A couple weeks back someone asked me some questions about data types. Apparently, while implementing some financial data, each developer on the project had chosen their own data type. This was a bit of a problem that can lead to serious problems. When financial data is rounded unexpectedly – bad things can sometimes happen and it usually doesn’t involve plots for half pennies.
Anyways, I advised that it might be a good idea to get all of the data types on these columns aligned. To do this I provided them with a couple scripts that are below that they used to find the occurrences of this information. These scripts both use the sys.columns and sys.types catalog views.
This first script, pulls out all of the columns that are in the database using decimal, numeric, or money data type.
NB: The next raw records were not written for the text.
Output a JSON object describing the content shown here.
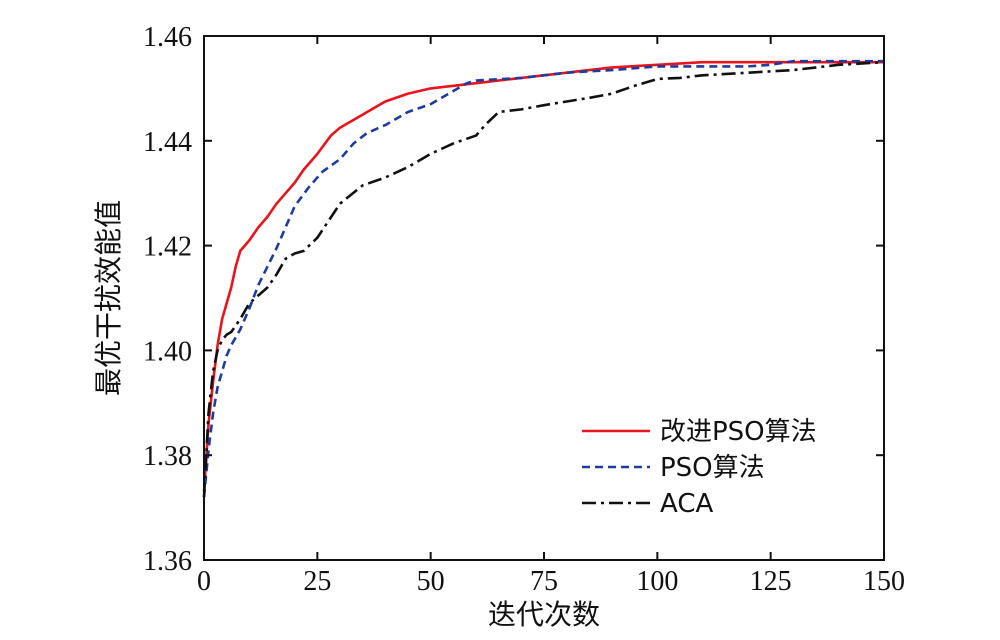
{
  "chart_data": {
    "type": "line",
    "xlabel": "迭代次数",
    "ylabel": "最优干扰效能值",
    "xlim": [
      0,
      150
    ],
    "ylim": [
      1.36,
      1.46
    ],
    "xticks": [
      0,
      25,
      50,
      75,
      100,
      125,
      150
    ],
    "yticks": [
      1.36,
      1.38,
      1.4,
      1.42,
      1.44,
      1.46
    ],
    "ytick_labels": [
      "1.36",
      "1.38",
      "1.40",
      "1.42",
      "1.44",
      "1.46"
    ],
    "grid": false,
    "legend_position": "lower-right",
    "series": [
      {
        "name": "改进PSO算法",
        "color": "#e8141c",
        "dash": "solid",
        "x": [
          0,
          1,
          2,
          3,
          4,
          5,
          6,
          7,
          8,
          9,
          10,
          12,
          14,
          16,
          18,
          20,
          22,
          25,
          28,
          30,
          35,
          40,
          45,
          50,
          55,
          60,
          70,
          80,
          90,
          100,
          110,
          120,
          130,
          140,
          150
        ],
        "y": [
          1.373,
          1.386,
          1.394,
          1.401,
          1.406,
          1.409,
          1.412,
          1.416,
          1.419,
          1.42,
          1.421,
          1.4235,
          1.4255,
          1.428,
          1.43,
          1.432,
          1.4345,
          1.4375,
          1.441,
          1.4425,
          1.445,
          1.4475,
          1.449,
          1.45,
          1.4505,
          1.451,
          1.452,
          1.453,
          1.454,
          1.4545,
          1.455,
          1.455,
          1.455,
          1.455,
          1.455
        ]
      },
      {
        "name": "PSO算法",
        "color": "#1f3c9c",
        "dash": "dashed",
        "x": [
          0,
          1,
          2,
          3,
          4,
          5,
          6,
          8,
          10,
          12,
          14,
          16,
          18,
          20,
          23,
          26,
          30,
          33,
          36,
          40,
          45,
          50,
          55,
          58,
          60,
          70,
          80,
          90,
          100,
          110,
          120,
          125,
          130,
          140,
          150
        ],
        "y": [
          1.372,
          1.381,
          1.388,
          1.393,
          1.396,
          1.399,
          1.401,
          1.404,
          1.408,
          1.4125,
          1.416,
          1.4195,
          1.4235,
          1.4275,
          1.431,
          1.434,
          1.4365,
          1.4395,
          1.4415,
          1.443,
          1.4455,
          1.447,
          1.4495,
          1.451,
          1.4515,
          1.452,
          1.453,
          1.4535,
          1.4542,
          1.4542,
          1.4542,
          1.4545,
          1.4552,
          1.4552,
          1.4552
        ]
      },
      {
        "name": "ACA",
        "color": "#111111",
        "dash": "dashdot",
        "x": [
          0,
          1,
          2,
          3,
          4,
          5,
          6,
          8,
          10,
          12,
          14,
          16,
          18,
          20,
          22,
          25,
          30,
          35,
          40,
          45,
          50,
          55,
          60,
          62,
          65,
          70,
          75,
          80,
          85,
          90,
          95,
          100,
          105,
          110,
          120,
          130,
          140,
          150
        ],
        "y": [
          1.372,
          1.388,
          1.396,
          1.4,
          1.402,
          1.403,
          1.4035,
          1.406,
          1.409,
          1.4105,
          1.412,
          1.4145,
          1.4175,
          1.4185,
          1.419,
          1.4215,
          1.428,
          1.4315,
          1.433,
          1.435,
          1.4375,
          1.4395,
          1.441,
          1.443,
          1.4455,
          1.446,
          1.4468,
          1.4475,
          1.4482,
          1.449,
          1.4505,
          1.4518,
          1.452,
          1.4525,
          1.453,
          1.4535,
          1.4545,
          1.455
        ]
      }
    ]
  }
}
It includes a filter where scale is not equal to zero – which should have included all of the financial data.
SELECT OBJECT_NAME(c.object_id) as table_name , c.name , t.name , c.precision , c.scale FROM sys.columns c INNER JOIN sys.types t ON c.user_type_id = t.user_type_id WHERE t.name IN ('decimal','numeric','money') AND c.scale <> 0 ORDER BY 1, 2
The second script lists all of the columns of a specific name with their table and data type information.
SELECT OBJECT_NAME(c.object_id) as table_name , c.name , t.name , c.precision , c.scale FROM sys.columns c INNER JOIN sys.types t ON c.user_type_id = t.user_type_id WHERE c.name = 'ListPrice' ORDER BY 1, 2
Through the use of these and similar scripts, columns and the tables that they are in can be easily determined. And this information can be found using either the data type or the name of the column.